Tag: Mike Wolfer
Gravel: Volume 1
This review written by Julian Hazeldine on Jun.10, 2009

Having cast an eye over the combat magician’s most recent activities a couple of weeks ago, it seemed appropriate to consider Bill Gravel’s first arc as a whole, recently collected by Avatar in one of its famed slightly-too-expensive trade paperbacks. It’s a fascinating series of vinaigrettes, but it’s hard to tell if the creators are deliberately facilitating its flaws.
The anti-hero has become a standard comics feature, but there’s rarely been as thoroughly unlikeable piece of work as Sergeant Major Gravel. He exists solely to be contrary, defining himself as the opposite of whoever he is presently taking a dislike to. He’s the hardheaded squadie when facing Joanna’s mystical view of the world, but happily ignores order from his CO in order to pursue his vendetta. He’s the straight-talking southerner to Skyes’ poetic Yorkshire sheppard, but has no time for the silent acolytes who are all business just a couple of chapters later. What eventually becomes Gravel’s defining feature is his lack of imagination. When faced with the prospect of a real change to his life, with a lavish mansion and a group of obedient servants/followers, it doesn’t take him too long to find an excuse to “sacrifice” both as a means of completing his original objective. For all the stories he’s appeared in, Gravel’s utter refusal to grow or change has never been as strongly displayed.

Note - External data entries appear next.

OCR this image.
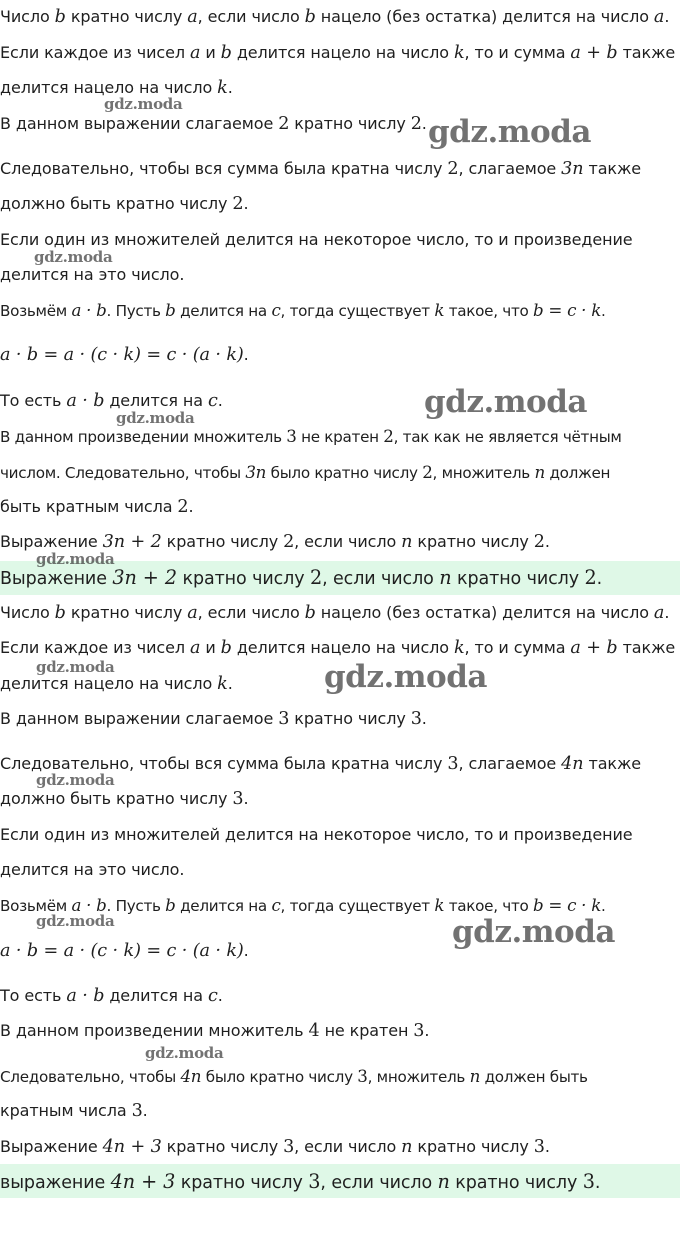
Число b кратно числу a, если число b нацело (без остатка) делится на число a.
Если каждое из чисел a и b делится нацело на число k, то и сумма a + b также
делится нацело на число k.
В данном выражении слагаемое 2 кратно числу 2.
Следовательно, чтобы вся сумма была кратна числу 2, слагаемое 3n также
должно быть кратно числу 2.
Если один из множителей делится на некоторое число, то и произведение
делится на это число.
Возьмём a · b. Пусть b делится на c, тогда существует k такое, что b = c · k.
a · b = a · (c · k) = c · (a · k).
То есть a · b делится на c.
В данном произведении множитель 3 не кратен 2, так как не является чётным
числом. Следовательно, чтобы 3n было кратно числу 2, множитель n должен
быть кратным числа 2.
Выражение 3n + 2 кратно числу 2, если число n кратно числу 2.
Выражение 3n + 2 кратно числу 2, если число n кратно числу 2.
Число b кратно числу a, если число b нацело (без остатка) делится на число a.
Если каждое из чисел a и b делится нацело на число k, то и сумма a + b также
делится нацело на число k.
В данном выражении слагаемое 3 кратно числу 3.
Следовательно, чтобы вся сумма была кратна числу 3, слагаемое 4n также
должно быть кратно числу 3.
Если один из множителей делится на некоторое число, то и произведение
делится на это число.
Возьмём a · b. Пусть b делится на c, тогда существует k такое, что b = c · k.
a · b = a · (c · k) = c · (a · k).
То есть a · b делится на c.
В данном произведении множитель 4 не кратен 3.
Следовательно, чтобы 4n было кратно числу 3, множитель n должен быть
кратным числа 3.
Выражение 4n + 3 кратно числу 3, если число n кратно числу 3.
выражение 4n + 3 кратно числу 3, если число n кратно числу 3.
gdz.moda
gdz.moda
gdz.moda
gdz.moda
gdz.moda
gdz.moda
gdz.moda	gdz.moda
gdz.moda
gdz.moda	gdz.moda
gdz.moda
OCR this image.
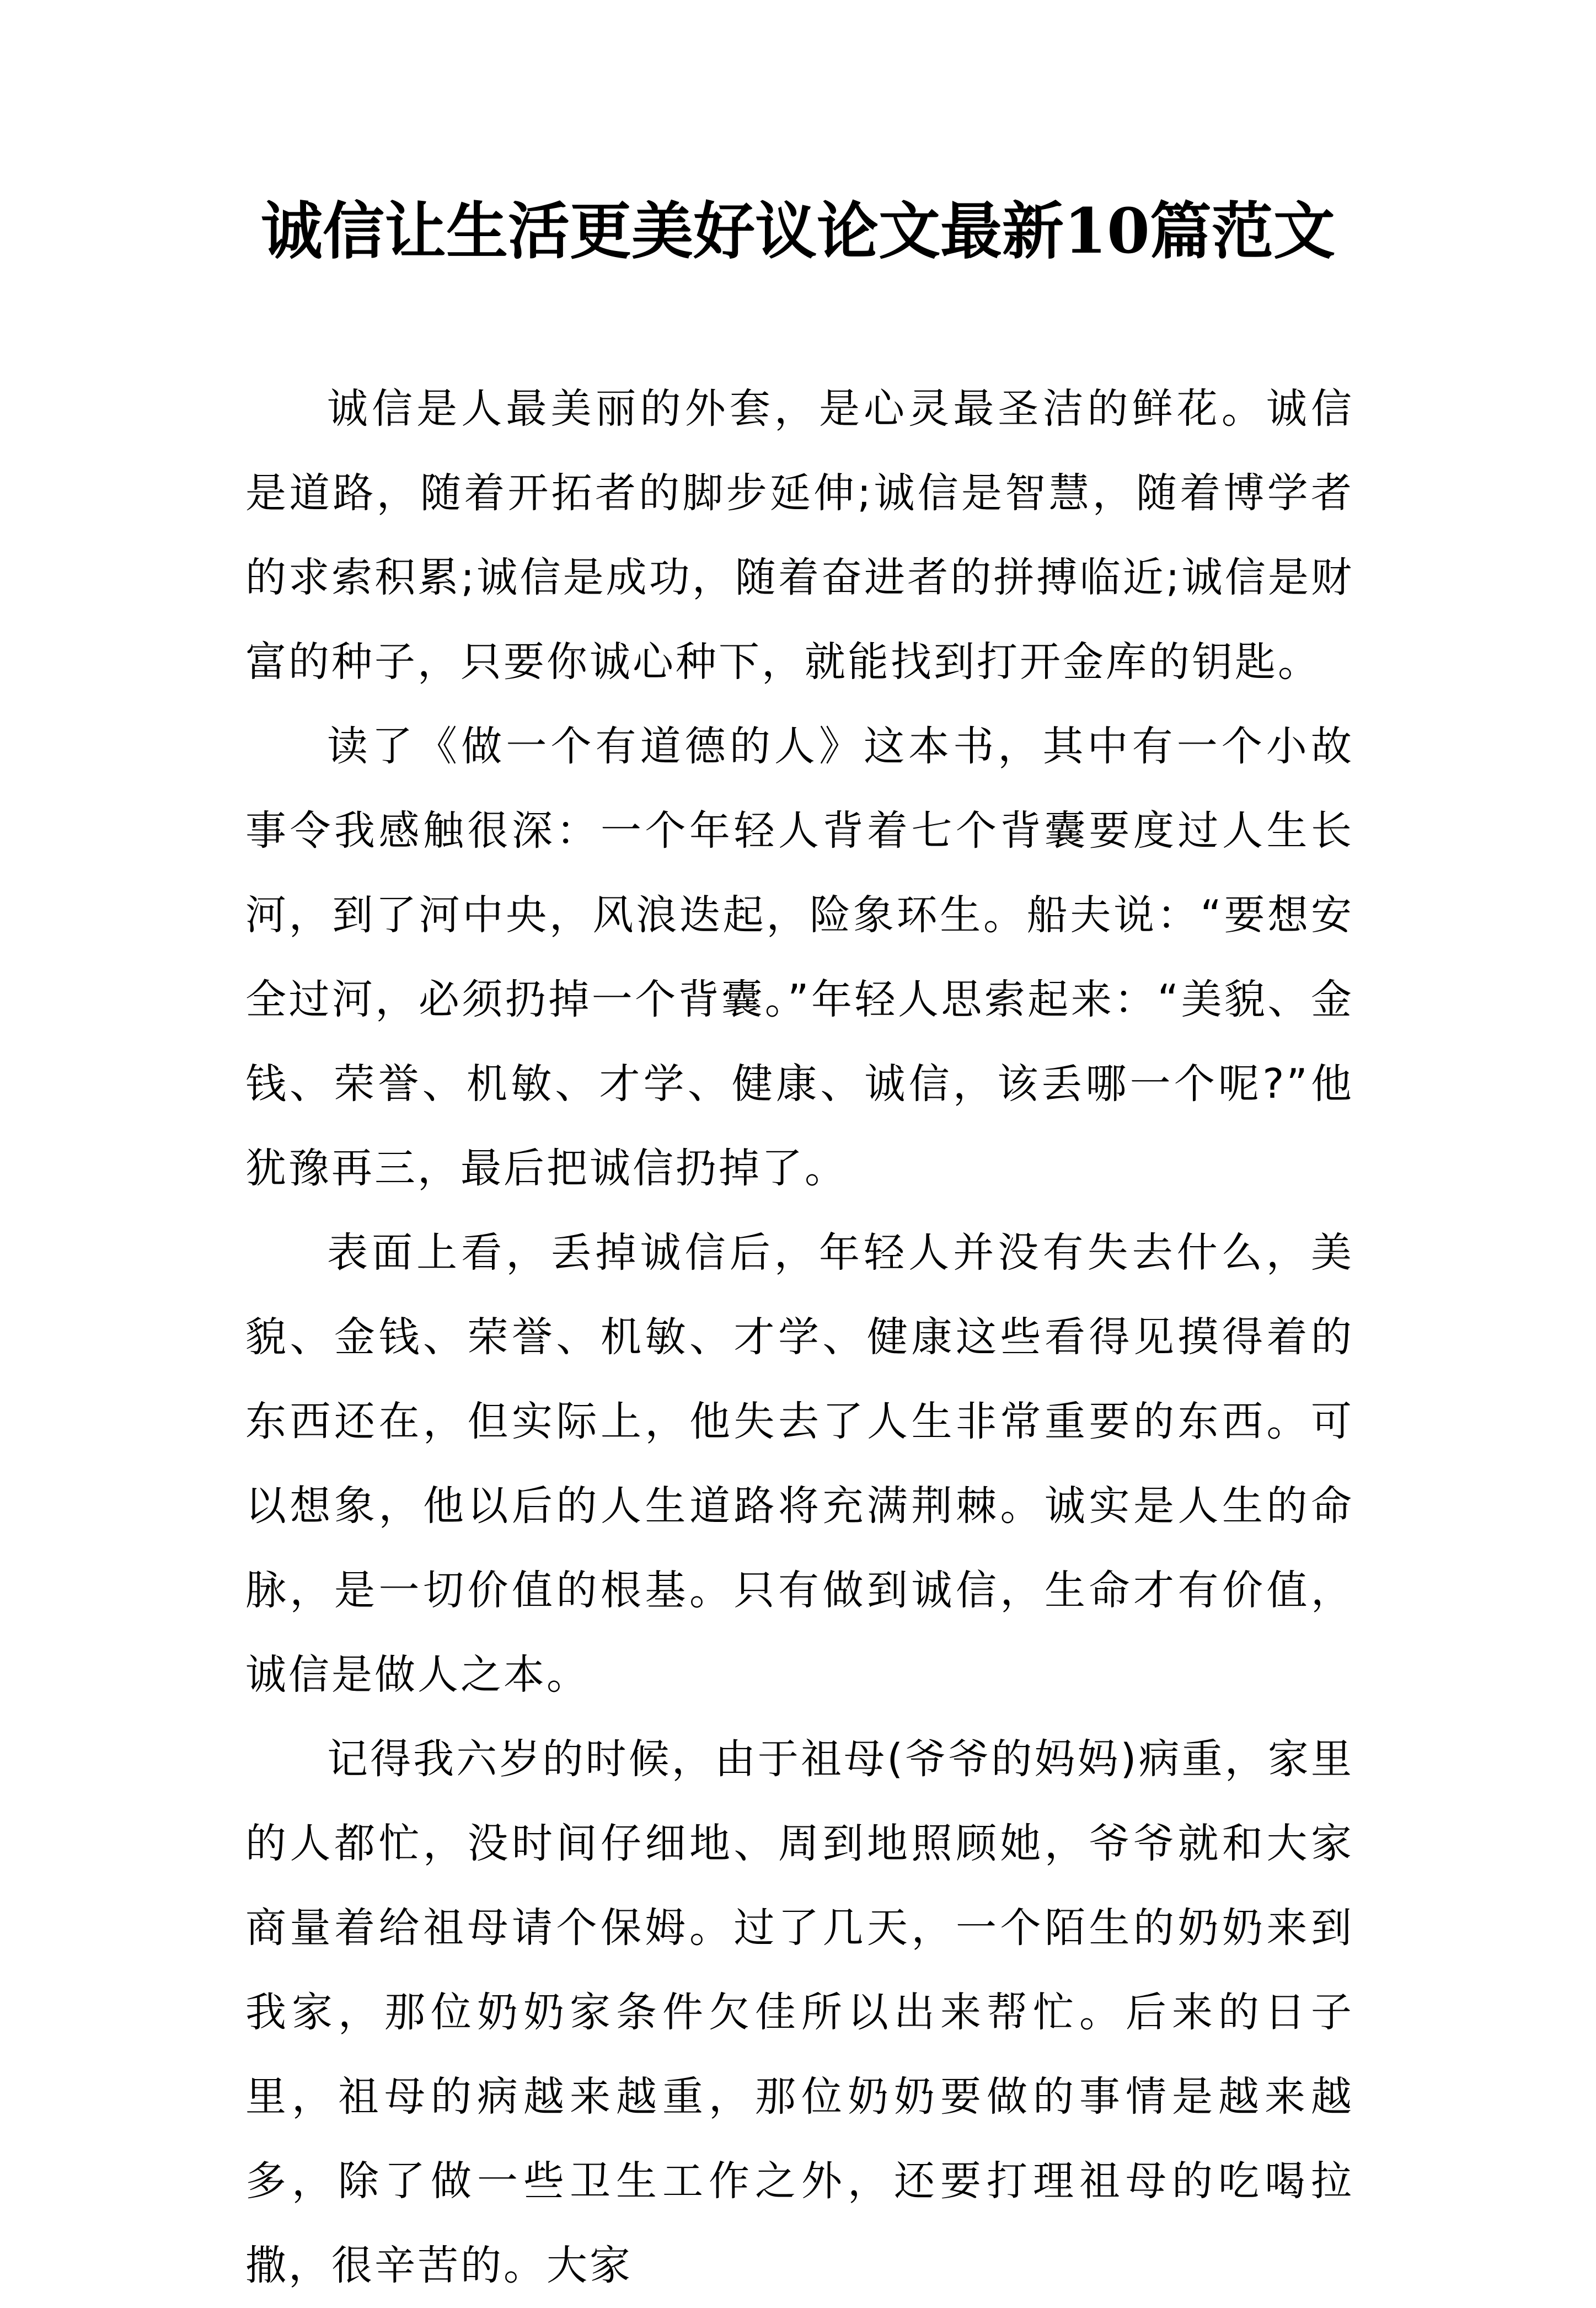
诚信让生活更美好议论文最新10篇范文

诚信是人最美丽的外套，是心灵最圣洁的鲜花。诚信是道路，随着开拓者的脚步延伸;诚信是智慧，随着博学者的求索积累;诚信是成功，随着奋进者的拼搏临近;诚信是财富的种子，只要你诚心种下，就能找到打开金库的钥匙。

读了《做一个有道德的人》这本书，其中有一个小故事令我感触很深：一个年轻人背着七个背囊要度过人生长河，到了河中央，风浪迭起，险象环生。船夫说：“要想安全过河，必须扔掉一个背囊。”年轻人思索起来：“美貌、金钱、荣誉、机敏、才学、健康、诚信，该丢哪一个呢?”他犹豫再三，最后把诚信扔掉了。

表面上看，丢掉诚信后，年轻人并没有失去什么，美貌、金钱、荣誉、机敏、才学、健康这些看得见摸得着的东西还在，但实际上，他失去了人生非常重要的东西。可以想象，他以后的人生道路将充满荆棘。诚实是人生的命脉，是一切价值的根基。只有做到诚信，生命才有价值，诚信是做人之本。

记得我六岁的时候，由于祖母(爷爷的妈妈)病重，家里的人都忙，没时间仔细地、周到地照顾她，爷爷就和大家商量着给祖母请个保姆。过了几天，一个陌生的奶奶来到我家，那位奶奶家条件欠佳所以出来帮忙。后来的日子里，祖母的病越来越重，那位奶奶要做的事情是越来越多，除了做一些卫生工作之外，还要打理祖母的吃喝拉撒，很辛苦的。大家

The character’s always been the off one out in Warren Elli’s menagerie of self-aware, cranky heroes, but ongoing status may have tipped him over the edge into deliberate vacuousness. The most curious feature is the hollow nature of the book. Its star acts entirely without reason, and it’s impossible to by into the slight he claims to have suffered to a status that has never once been referred to in all his previous adventures. It’s impossible to know if this absence is a genuine flaw in the book or a deliberate parody of the likes of Garth Ennis, but Gravel spends the entire volume scrabbling around in the hope of finding a motivation to justify he predetermined course of action. The art takes the form of a trick not often seem these days, with Mike Wolfer providing breakdowns to be finished by other artists. Of the two other creators involved here, it’s Oscar Jimenez who is by far the most successful, allowing his work to breath and find its own way in contrast to Raulo Caceres’ lifeless mimicking of Wolfer’s finished work on the many volumes of Strange Kisses.
Although nowhere near the strongest work from its co-writer, its an intriguing read. It’s just hard to be sure if the joke is on the purchaser or the other titles that have walked this path before.
Gravel #11
This review written by Julian Hazeldine on May.20, 2009
Despite his unwelcome ‘promotion’, the newest member of the Major Seven is in a mood more to consider the past than his current predicament. The latest instalment of Warren Ellis and Mike Wolfer’s Gravel ongoing is a strangely reflective piece, as the main character looks back to a time when the military ethic would have been more suited to his resolutely dispassionate view of the world.
Musing on his previous occupation leads Gravel to select which member of his new cotemporaries would be most likely to offer him advice over the mystery he’s been tasked with solving, but the temptation to simplify his new situation soon proves irresistible. Despite containing all the violence you’d expect from the title, the emphasis is very much on the middle section of the story, as a curiously respectful Gravel allows to Black Admiral to impart his tale, and muse on the nature of the life he chose. For all the title character’s emphasis on his Britishness, his nationality comes across far more strongly in his lament for the once-great shipyards of Bristol than the Gulf War flashback to his days of relatively conventional military service. The tone of disappointment and anticlimax resonates with Gravel’s lack of satisfaction with the nature of the Major Seven- the mixture of philosophers he’s encountering are obviously beginning to grate with his harshly practical nature. As usual, it’s the man himself’s iron core of purpose that solidifies to book, providing an unmissible focus for the story to centre on.
Co-writer Wolfer acquits himself admirably with an unenviable task, having to combine the realistic tone demanded by the story’s use of navel history with the Pirates of the Caribbean moment that the reader subconsciously expects throughout. His stylistic trait of leaving parts of detail absence from a scene adds much to the mood, and makes Gravel an unreadable silhouette as he takes stock of the situation. While some might criticise the issue for the minimal amount of plot that unfolds, ‘Reconnoitre’ lingers in the memory, providing a conversation and lament that lingers in the memory long after flashier comics have faded.